Modeling feedback processes between soil detachment and sediment transport along hillslopes on the Loess Plateau of China

Abstract

A dynamic model of soil erosion along hillslopes considering soil detachment and sediment transport is still a major challenge in terms of its applicability to field conditions. Data availability for model calibration and validation is very limited for physically process models. An improved hillslope erosion dynamic model (HED) with a simple structure and strong application on field plots was established based on the sediment feedback mechanism in this study.

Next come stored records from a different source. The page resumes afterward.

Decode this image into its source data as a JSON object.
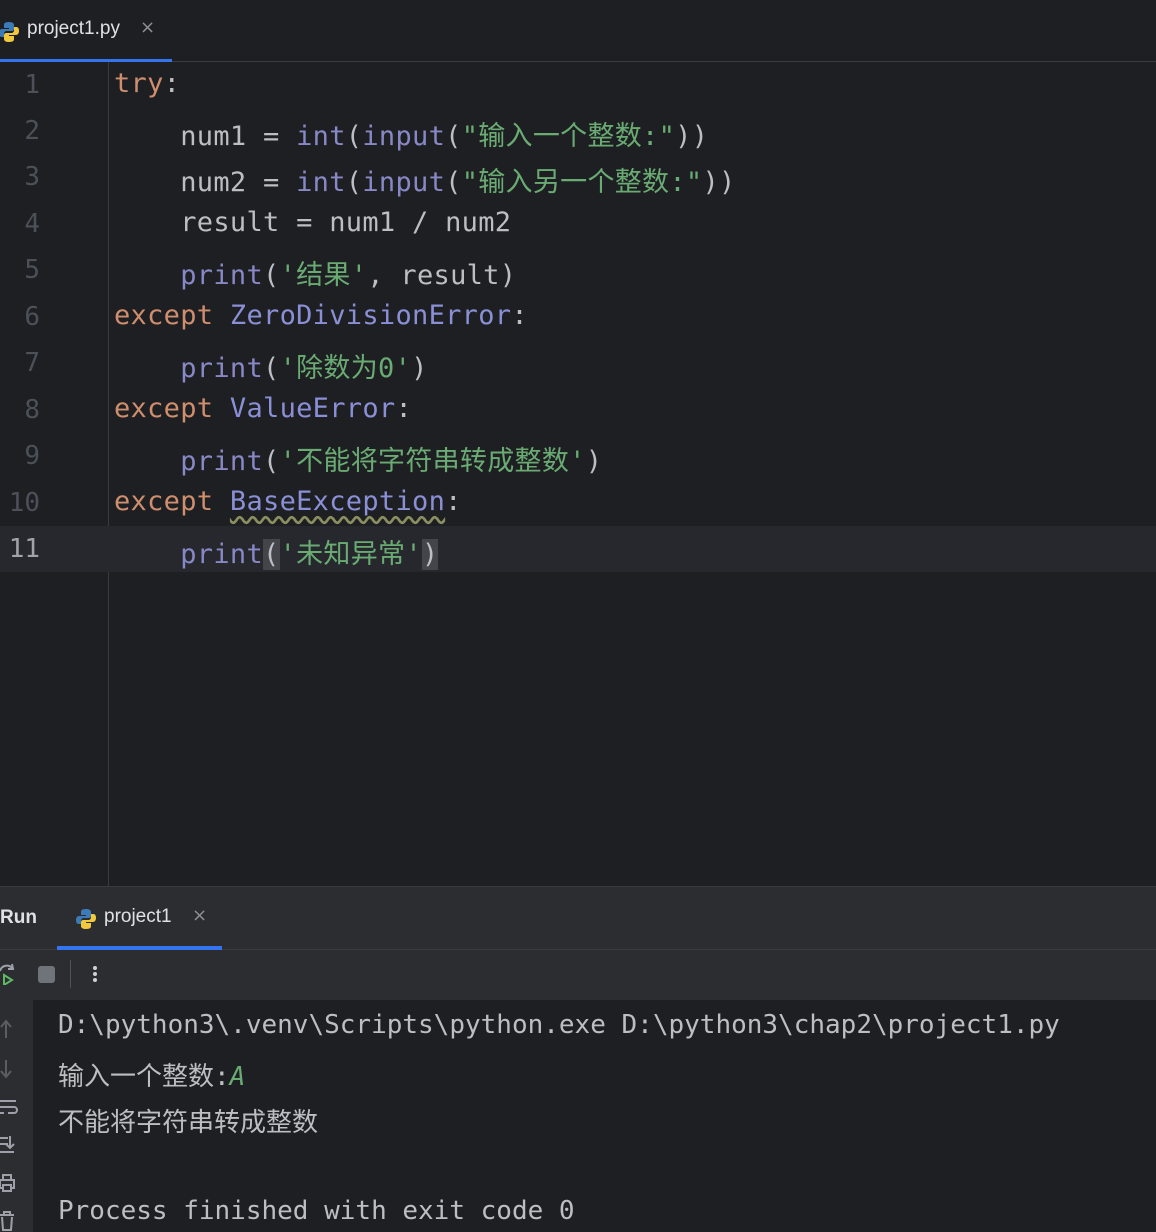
{
  "editor_tab": {
    "label": "project1.py",
    "close": "×"
  },
  "code_lines": [
    {
      "num": "1"
    },
    {
      "num": "2"
    },
    {
      "num": "3"
    },
    {
      "num": "4"
    },
    {
      "num": "5"
    },
    {
      "num": "6"
    },
    {
      "num": "7"
    },
    {
      "num": "8"
    },
    {
      "num": "9"
    },
    {
      "num": "10"
    },
    {
      "num": "11"
    }
  ],
  "code": {
    "l1_kw": "try",
    "colon": ":",
    "l2_var": "num1 = ",
    "int": "int",
    "input": "input",
    "paren_open": "(",
    "l2_str": "\"输入一个整数:\"",
    "close2": "))",
    "l3_var": "num2 = ",
    "l3_str": "\"输入另一个整数:\"",
    "l4": "result = num1 / num2",
    "print": "print",
    "l5_str": "'结果'",
    "l5_rest": ", result)",
    "except": "except",
    "l6_cls": "ZeroDivisionError",
    "l7_str": "'除数为0'",
    "close1": ")",
    "l8_cls": "ValueError",
    "l9_str": "'不能将字符串转成整数'",
    "l10_cls": "BaseException",
    "l11_str": "'未知异常'"
  },
  "run_panel": {
    "title": "Run",
    "tab_label": "project1",
    "tab_close": "×",
    "console": {
      "command": "D:\\python3\\.venv\\Scripts\\python.exe D:\\python3\\chap2\\project1.py",
      "prompt": "输入一个整数:",
      "user_input": "A",
      "output": "不能将字符串转成整数",
      "exit": "Process finished with exit code 0"
    }
  },
  "colors": {
    "accent": "#3574f0",
    "keyword": "#cf8e6d",
    "string": "#6aab73",
    "builtin": "#8888c6"
  }
}
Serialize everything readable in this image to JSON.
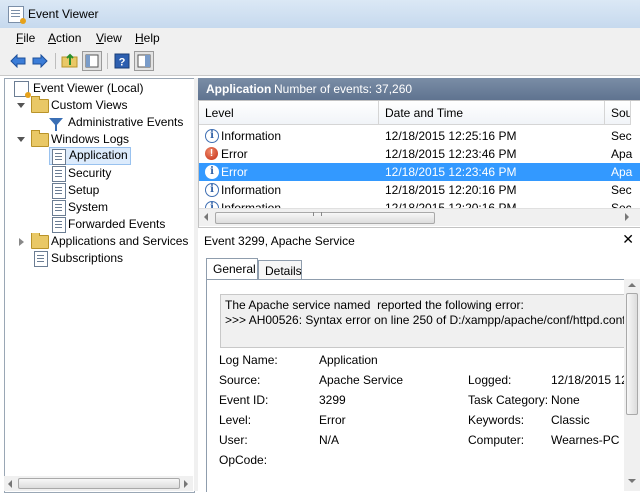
{
  "window": {
    "title": "Event Viewer"
  },
  "menu": {
    "items": [
      {
        "label": "File",
        "accel": "F",
        "rest": "ile"
      },
      {
        "label": "Action",
        "accel": "A",
        "rest": "ction"
      },
      {
        "label": "View",
        "accel": "V",
        "rest": "iew"
      },
      {
        "label": "Help",
        "accel": "H",
        "rest": "elp"
      }
    ]
  },
  "toolbar": {
    "icons": [
      "back-arrow-icon",
      "forward-arrow-icon",
      "folder-up-icon",
      "show-hide-tree-icon",
      "help-icon",
      "show-hide-action-pane-icon"
    ]
  },
  "tree": {
    "root": "Event Viewer (Local)",
    "custom_views": "Custom Views",
    "administrative_events": "Administrative Events",
    "windows_logs": "Windows Logs",
    "logs": [
      "Application",
      "Security",
      "Setup",
      "System",
      "Forwarded Events"
    ],
    "apps_services": "Applications and Services Lo",
    "subscriptions": "Subscriptions",
    "selected": "Application"
  },
  "log_header": {
    "title": "Application",
    "count_text": "Number of events: 37,260"
  },
  "grid": {
    "columns": [
      "Level",
      "Date and Time",
      "Sou"
    ],
    "rows": [
      {
        "level": "Information",
        "icon": "info",
        "datetime": "12/18/2015 12:25:16 PM",
        "source": "Sec"
      },
      {
        "level": "Error",
        "icon": "error",
        "datetime": "12/18/2015 12:23:46 PM",
        "source": "Apa"
      },
      {
        "level": "Error",
        "icon": "error",
        "datetime": "12/18/2015 12:23:46 PM",
        "source": "Apa",
        "selected": true
      },
      {
        "level": "Information",
        "icon": "info",
        "datetime": "12/18/2015 12:20:16 PM",
        "source": "Sec"
      },
      {
        "level": "Information",
        "icon": "info",
        "datetime": "12/18/2015 12:20:16 PM",
        "source": "Sec"
      }
    ]
  },
  "detail": {
    "title": "Event 3299, Apache Service",
    "tabs": [
      "General",
      "Details"
    ],
    "active_tab": "General",
    "message_line1": "The Apache service named  reported the following error:",
    "message_line2": ">>> AH00526: Syntax error on line 250 of D:/xampp/apache/conf/httpd.conf:",
    "props": {
      "log_name_label": "Log Name:",
      "log_name": "Application",
      "source_label": "Source:",
      "source": "Apache Service",
      "logged_label": "Logged:",
      "logged": "12/18/2015 12",
      "event_id_label": "Event ID:",
      "event_id": "3299",
      "task_category_label": "Task Category:",
      "task_category": "None",
      "level_label": "Level:",
      "level": "Error",
      "keywords_label": "Keywords:",
      "keywords": "Classic",
      "user_label": "User:",
      "user": "N/A",
      "computer_label": "Computer:",
      "computer": "Wearnes-PC",
      "opcode_label": "OpCode:"
    }
  },
  "colors": {
    "selection": "#3399ff",
    "header_bar": "#6b7f9a",
    "error_red": "#c22a12",
    "info_blue": "#2f5fa5"
  }
}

Observed runoff and sediment data from field plots with slope gradients of 14.1 %–62.5 % and slope lengths of 7.9–64.7 m within runoff events for the Chagagou catchment on the Loess Plateau of China were used to evaluate the HED. We confirmed that the power function can reproduce the soil detachment capacity (Φ) and sediment transport capacity (Tc) under varying field slope conditions (gradients and lengths). The two parameters associated with the power function of Φ or Tc are consistent across the variable conditions. When the HED model simulates the process and event sediment discharge, the unified model parameters could be obtained. The simulation precision of above results ranged from 0.44 to 0.95 for Nash–Sutcliffe simulation efficiency (NSE), from 0.65 to 0.96 for R2 and from −32.37 % to 31.61 % for relative error (RE). The feedback term of HED was close to one as the slope length approached zero. Decreasing of sediment yield as slope length increased was quite consistent with the measured data due to the reasonable sediment feedback term. The critical slope lengths were more easily reached, and the feedback term value along the slope decreased more rapidly at steeper slopes and higher runoff events. HED can be further integrated into distributed watershed models for predicting sediment discharge within runoff events.